The April 2021 issue of JNCCN--Journal of the National Comprehensive Cancer Network publishes new research from Memorial Sloan Kettering Cancer Center (MSK) and Gustave Roussy Institute, which suggests that baseline brain imaging should be considered in most patients with metastatic kidney cancer. The researchers studied 1,689 patients with metastatic renal cell carcinoma (mRCC) who had been considered for clinical trial participation at either of the two institutions between 2001 and 2019 and had undergone brain imaging in this context, without clinical suspicion for brain involvement. The researchers discovered 4% had asymptomatic brain metastases in this setting. This group was found to have a low median 1-year overall survival rate (48%), and median overall survival (10.3 months).
"With 4% overall incidence in this cohort, one might conclude that baseline brain imaging should be considered in all patients with metastatic kidney cancer, particularly those with multiorgan involvement and/or pulmonary metastases," said lead MSK researcher Ritesh R. Kotecha, MD, who also worked with investigators from Gustave Roussy, a leading academic cancer center located just outside Paris, France.
"Brain imaging is routinely obtained for kidney cancer patients with symptoms that suggest central nervous system (CNS) metastases, but none of the patients with brain metastases included here were symptomatic," added senior researcher Martin H. Voss, MD, also with MSK. "In current practice chest, abdomen, and pelvis are routinely imaged from the time that metastatic disease is first detected yet many oncologists do not image the brain."
The researchers found 86% of the patients with asymptomatic brain metastases harbored metastatic disease in 2 or more additional organ systems, most commonly the lung, followed by liver and bone.

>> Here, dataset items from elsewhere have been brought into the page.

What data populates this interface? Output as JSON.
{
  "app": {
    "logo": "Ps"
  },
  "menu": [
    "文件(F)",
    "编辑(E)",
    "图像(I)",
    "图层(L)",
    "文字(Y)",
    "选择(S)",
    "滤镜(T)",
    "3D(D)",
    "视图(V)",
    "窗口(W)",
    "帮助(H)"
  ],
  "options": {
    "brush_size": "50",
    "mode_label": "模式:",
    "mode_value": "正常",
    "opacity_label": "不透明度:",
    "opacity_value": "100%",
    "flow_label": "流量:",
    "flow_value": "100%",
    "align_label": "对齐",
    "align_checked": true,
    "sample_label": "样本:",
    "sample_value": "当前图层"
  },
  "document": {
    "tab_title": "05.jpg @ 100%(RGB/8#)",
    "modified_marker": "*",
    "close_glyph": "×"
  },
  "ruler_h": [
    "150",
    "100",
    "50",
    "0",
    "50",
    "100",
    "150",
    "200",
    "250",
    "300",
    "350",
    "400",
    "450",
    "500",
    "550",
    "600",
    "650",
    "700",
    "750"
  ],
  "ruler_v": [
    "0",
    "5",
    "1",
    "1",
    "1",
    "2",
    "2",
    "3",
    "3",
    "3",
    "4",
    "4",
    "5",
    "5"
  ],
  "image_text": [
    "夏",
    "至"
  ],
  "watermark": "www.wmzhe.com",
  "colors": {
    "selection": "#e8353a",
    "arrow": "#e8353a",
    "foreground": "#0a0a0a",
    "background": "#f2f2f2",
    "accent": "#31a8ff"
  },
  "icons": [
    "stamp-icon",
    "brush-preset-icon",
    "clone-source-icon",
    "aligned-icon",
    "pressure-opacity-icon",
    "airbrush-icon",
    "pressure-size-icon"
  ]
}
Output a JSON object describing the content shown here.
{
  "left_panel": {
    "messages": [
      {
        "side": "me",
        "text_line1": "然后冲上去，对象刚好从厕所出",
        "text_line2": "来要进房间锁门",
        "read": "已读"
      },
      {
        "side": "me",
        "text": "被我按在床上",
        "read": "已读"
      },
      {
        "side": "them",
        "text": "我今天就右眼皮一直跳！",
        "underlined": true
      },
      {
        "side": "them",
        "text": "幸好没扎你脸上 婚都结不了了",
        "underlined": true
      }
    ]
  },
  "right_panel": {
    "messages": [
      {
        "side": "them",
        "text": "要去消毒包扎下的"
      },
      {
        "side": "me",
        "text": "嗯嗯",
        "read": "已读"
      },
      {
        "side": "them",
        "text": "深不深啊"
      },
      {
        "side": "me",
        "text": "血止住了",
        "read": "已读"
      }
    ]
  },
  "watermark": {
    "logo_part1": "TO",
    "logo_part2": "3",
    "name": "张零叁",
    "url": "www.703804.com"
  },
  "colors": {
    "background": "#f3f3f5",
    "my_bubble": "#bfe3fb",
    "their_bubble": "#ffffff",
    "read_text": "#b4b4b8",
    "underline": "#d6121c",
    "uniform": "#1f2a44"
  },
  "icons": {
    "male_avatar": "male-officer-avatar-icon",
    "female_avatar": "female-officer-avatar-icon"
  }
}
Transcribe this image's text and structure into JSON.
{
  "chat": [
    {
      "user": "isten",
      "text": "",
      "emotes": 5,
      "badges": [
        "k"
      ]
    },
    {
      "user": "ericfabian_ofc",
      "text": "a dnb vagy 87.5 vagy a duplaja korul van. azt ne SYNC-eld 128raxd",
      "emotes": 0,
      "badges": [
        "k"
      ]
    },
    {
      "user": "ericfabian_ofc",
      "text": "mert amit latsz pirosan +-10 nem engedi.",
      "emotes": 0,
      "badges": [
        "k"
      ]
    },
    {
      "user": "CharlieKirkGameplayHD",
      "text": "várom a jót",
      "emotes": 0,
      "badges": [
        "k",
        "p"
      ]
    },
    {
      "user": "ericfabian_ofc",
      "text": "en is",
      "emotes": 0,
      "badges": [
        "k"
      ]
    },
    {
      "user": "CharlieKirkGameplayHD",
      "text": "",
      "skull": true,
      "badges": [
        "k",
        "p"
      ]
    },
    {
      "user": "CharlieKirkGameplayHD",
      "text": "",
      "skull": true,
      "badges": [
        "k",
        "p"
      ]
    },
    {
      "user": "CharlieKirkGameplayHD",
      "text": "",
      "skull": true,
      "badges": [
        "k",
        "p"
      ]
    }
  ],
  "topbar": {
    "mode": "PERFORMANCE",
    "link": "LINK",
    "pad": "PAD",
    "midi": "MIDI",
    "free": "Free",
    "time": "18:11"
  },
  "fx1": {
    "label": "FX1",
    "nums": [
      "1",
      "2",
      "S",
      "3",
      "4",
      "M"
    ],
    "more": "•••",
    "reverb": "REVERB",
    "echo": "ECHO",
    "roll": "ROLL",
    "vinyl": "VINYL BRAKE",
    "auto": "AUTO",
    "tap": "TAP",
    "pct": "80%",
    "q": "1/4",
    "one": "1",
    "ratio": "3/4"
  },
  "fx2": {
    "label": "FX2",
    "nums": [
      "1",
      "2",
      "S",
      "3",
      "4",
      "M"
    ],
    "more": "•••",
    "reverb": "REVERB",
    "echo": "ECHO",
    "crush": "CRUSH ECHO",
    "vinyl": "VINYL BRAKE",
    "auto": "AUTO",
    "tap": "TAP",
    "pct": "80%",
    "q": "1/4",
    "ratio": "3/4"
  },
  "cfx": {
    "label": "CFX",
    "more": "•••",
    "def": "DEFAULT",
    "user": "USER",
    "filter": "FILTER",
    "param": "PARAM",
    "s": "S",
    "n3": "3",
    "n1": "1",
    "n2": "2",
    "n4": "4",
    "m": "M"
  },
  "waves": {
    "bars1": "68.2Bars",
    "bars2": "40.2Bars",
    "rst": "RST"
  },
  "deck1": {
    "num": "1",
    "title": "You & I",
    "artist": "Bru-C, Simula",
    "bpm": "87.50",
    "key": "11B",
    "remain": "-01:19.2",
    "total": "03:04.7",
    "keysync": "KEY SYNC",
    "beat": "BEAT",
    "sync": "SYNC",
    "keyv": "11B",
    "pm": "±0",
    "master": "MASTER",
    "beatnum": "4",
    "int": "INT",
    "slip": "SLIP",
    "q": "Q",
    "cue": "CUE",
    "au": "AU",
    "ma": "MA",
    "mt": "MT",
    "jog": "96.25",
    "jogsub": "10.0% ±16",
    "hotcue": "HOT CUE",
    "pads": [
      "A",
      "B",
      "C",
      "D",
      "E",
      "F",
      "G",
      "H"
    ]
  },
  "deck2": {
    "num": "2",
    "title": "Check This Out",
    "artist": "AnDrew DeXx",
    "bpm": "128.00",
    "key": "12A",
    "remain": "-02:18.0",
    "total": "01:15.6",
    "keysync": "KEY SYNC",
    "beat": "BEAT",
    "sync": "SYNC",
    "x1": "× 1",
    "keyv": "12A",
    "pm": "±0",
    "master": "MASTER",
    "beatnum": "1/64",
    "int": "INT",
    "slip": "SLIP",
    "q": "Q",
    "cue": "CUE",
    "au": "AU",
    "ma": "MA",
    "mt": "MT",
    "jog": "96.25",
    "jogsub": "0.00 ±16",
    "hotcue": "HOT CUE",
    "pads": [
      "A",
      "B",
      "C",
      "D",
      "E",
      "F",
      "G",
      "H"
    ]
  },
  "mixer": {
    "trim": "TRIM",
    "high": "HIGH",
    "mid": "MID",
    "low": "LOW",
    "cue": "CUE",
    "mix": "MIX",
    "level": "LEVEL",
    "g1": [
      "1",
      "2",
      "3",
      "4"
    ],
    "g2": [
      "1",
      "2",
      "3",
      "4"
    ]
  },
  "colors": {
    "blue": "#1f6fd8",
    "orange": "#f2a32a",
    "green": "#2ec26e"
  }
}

"The retrospective study by Kotecha, et. al. demonstrates that incidental brain metastases occur in a clinically significant percentage of patients with newly diagnosed metastatic renal cell carcinoma," commented Eric Jonasch, MD, Professor, Genitourinary Medical Oncology, The University of Texas MD Anderson Cancer Center, who was not involved in this research.
Dr. Jonasch, who is Vice-Chair of the NCCN Clinical Practice Guidelines in Oncology (NCCN Guidelines®) Panel for Kidney Cancer, continued: "The findings in this study are important for two reasons. First, they show that the overall prognosis of patients with brain metastases is consistently worse than the broader population of patients with metastatic renal cell carcinoma. We need to develop a deeper scientific understanding of why this patient population has a worse outcome, and we need to include them in future clinical trials. Second, they underscore the utility for MRI imaging of all patients with metastatic renal cell carcinoma both at initial diagnosis, and at regular intervals, to detect occult brain metastases, since specific treatment strategies are required for this patient population."
The researchers acknowledged that their data cannot provide input as to how frequently brain surveillance should be repeated and called for additional study.